= Louis Lautier =

American journalist

Louis R. Lautier (1897-1962) was the first African-American journalist admitted to the White House Correspondents' Association (1951) and to the National Press Club (1955).

==Biography==
Lautier was born in New Iberia, Louisiana, in 1897 and raised Catholic in New Orleans. He attended Straight College (later Dillard University) in New Orleans, Morris Brown College in Atlanta, from which he received an A.B. and an honorary LL.D., and studied at Howard Law School in Washington.

In 1945, Lautier became Washington correspondent for the National Negro Publishers Association, which provided news stories to the black press. He covered White House press conferences but could not get a Congressional press pass. The Standing Committee of Correspondents, a group of reporters that decided on credentials for the Senate and House press galleries, rejected his application because his client papers were mostly weeklies and the press gallery admitted only reporters for daily papers. In 1947, Lautier took his case to the Senate Rules Committee, whose chairman, Illinois Senator C. Wayland Brooks, ordered the gallery to admit him.

He became a member of the White House Correspondents Association in 1951 and began attending their annual dinners two years later.

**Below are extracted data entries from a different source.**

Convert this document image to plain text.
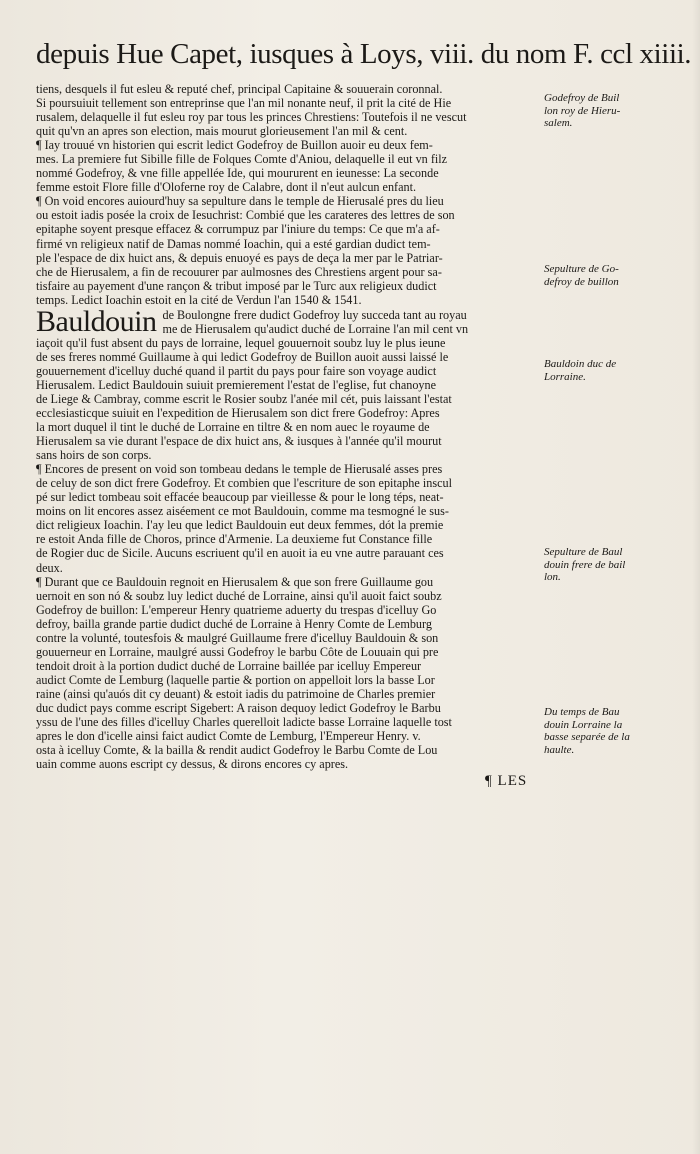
depuis Hue Capet, iusques à Loys, viii. du nom F. ccl xiiii.
tiens, desquels il fut esleu & reputé chef, principal Capitaine & souuerain coronnal.
Si poursuiuit tellement son entreprinse que l'an mil nonante neuf, il prit la cité de Hie
rusalem, delaquelle il fut esleu roy par tous les princes Chrestiens: Toutefois il ne vescut
quit qu'vn an apres son election, mais mourut glorieusement l'an mil & cent.
¶ Iay trouué vn historien qui escrit ledict Godefroy de Buillon auoir eu deux fem-
mes. La premiere fut Sibille fille de Folques Comte d'Aniou, delaquelle il eut vn filz
nommé Godefroy, & vne fille appellée Ide, qui moururent en ieunesse: La seconde
femme estoit Flore fille d'Oloferne roy de Calabre, dont il n'eut aulcun enfant.
¶ On void encores auiourd'huy sa sepulture dans le temple de Hierusalé pres du lieu
ou estoit iadis posée la croix de Iesuchrist: Combié que les carateres des lettres de son
epitaphe soyent presque effacez & corrumpuz par l'iniure du temps: Ce que m'a af-
firmé vn religieux natif de Damas nommé Ioachin, qui a esté gardian dudict tem-
ple l'espace de dix huict ans, & depuis enuoyé es pays de deça la mer par le Patriar-
che de Hierusalem, a fin de recouurer par aulmosnes des Chrestiens argent pour sa-
tisfaire au payement d'une rançon & tribut imposé par le Turc aux religieux dudict
temps. Ledict Ioachin estoit en la cité de Verdun l'an 1540 & 1541.
Bauldouin de Boulongne frere dudict Godefroy luy succeda tant au royau
me de Hierusalem qu'audict duché de Lorraine l'an mil cent vn
iaçoit qu'il fust absent du pays de lorraine, lequel gouuernoit soubz luy le plus ieune
de ses freres nommé Guillaume à qui ledict Godefroy de Buillon auoit aussi laissé le
gouuernement d'icelluy duché quand il partit du pays pour faire son voyage audict
Hierusalem. Ledict Bauldouin suiuit premierement l'estat de l'eglise, fut chanoyne
de Liege & Cambray, comme escrit le Rosier soubz l'anée mil cét, puis laissant l'estat
ecclesiasticque suiuit en l'expedition de Hierusalem son dict frere Godefroy: Apres
la mort duquel il tint le duché de Lorraine en tiltre & en nom auec le royaume de
Hierusalem sa vie durant l'espace de dix huict ans, & iusques à l'année qu'il mourut
sans hoirs de son corps.
¶ Encores de present on void son tombeau dedans le temple de Hierusalé asses pres
de celuy de son dict frere Godefroy. Et combien que l'escriture de son epitaphe inscul
pé sur ledict tombeau soit effacée beaucoup par vieillesse & pour le long téps, neat-
moins on lit encores assez aiséement ce mot Bauldouin, comme ma tesmogné le sus-
dict religieux Ioachin. I'ay leu que ledict Bauldouin eut deux femmes, dót la premie
re estoit Anda fille de Choros, prince d'Armenie. La deuxieme fut Constance fille
de Rogier duc de Sicile. Aucuns escriuent qu'il en auoit ia eu vne autre parauant ces
deux.
¶ Durant que ce Bauldouin regnoit en Hierusalem & que son frere Guillaume gou
uernoit en son nó & soubz luy ledict duché de Lorraine, ainsi qu'il auoit faict soubz
Godefroy de buillon: L'empereur Henry quatrieme aduerty du trespas d'icelluy Go
defroy, bailla grande partie dudict duché de Lorraine à Henry Comte de Lemburg
contre la volunté, toutesfois & maulgré Guillaume frere d'icelluy Bauldouin & son
gouuerneur en Lorraine, maulgré aussi Godefroy le barbu Côte de Louuain qui pre
tendoit droit à la portion dudict duché de Lorraine baillée par icelluy Empereur
audict Comte de Lemburg (laquelle partie & portion on appelloit lors la basse Lor
raine (ainsi qu'auós dit cy deuant) & estoit iadis du patrimoine de Charles premier
duc dudict pays comme escript Sigebert: A raison dequoy ledict Godefroy le Barbu
yssu de l'une des filles d'icelluy Charles querelloit ladicte basse Lorraine laquelle tost
apres le don d'icelle ainsi faict audict Comte de Lemburg, l'Empereur Henry. v.
osta à icelluy Comte, & la bailla & rendit audict Godefroy le Barbu Comte de Lou
uain comme auons escript cy dessus, & dirons encores cy apres.
Godefroy de Buil
lon roy de Hieru-
salem.
Sepulture de Go-
defroy de buillon
Bauldoin duc de
Lorraine.
Sepulture de Baul
douin frere de bail
lon.
Du temps de Bau
douin Lorraine la
basse separée de la
haulte.
¶ LES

In 1955, Lautier applied for membership in the National Press Club. Division within the membership was so intense that Press Club held a secret referendum on admitting him. He was approved by a vote of 377 to 281.

Lautier retired from the NNPA in 1961 to become special assistant to the chairman of the Republican National Committee and to write a column, "Looking at the Record," which the RNC distributed to the black press. He died of a heart attack on May 6, 1962.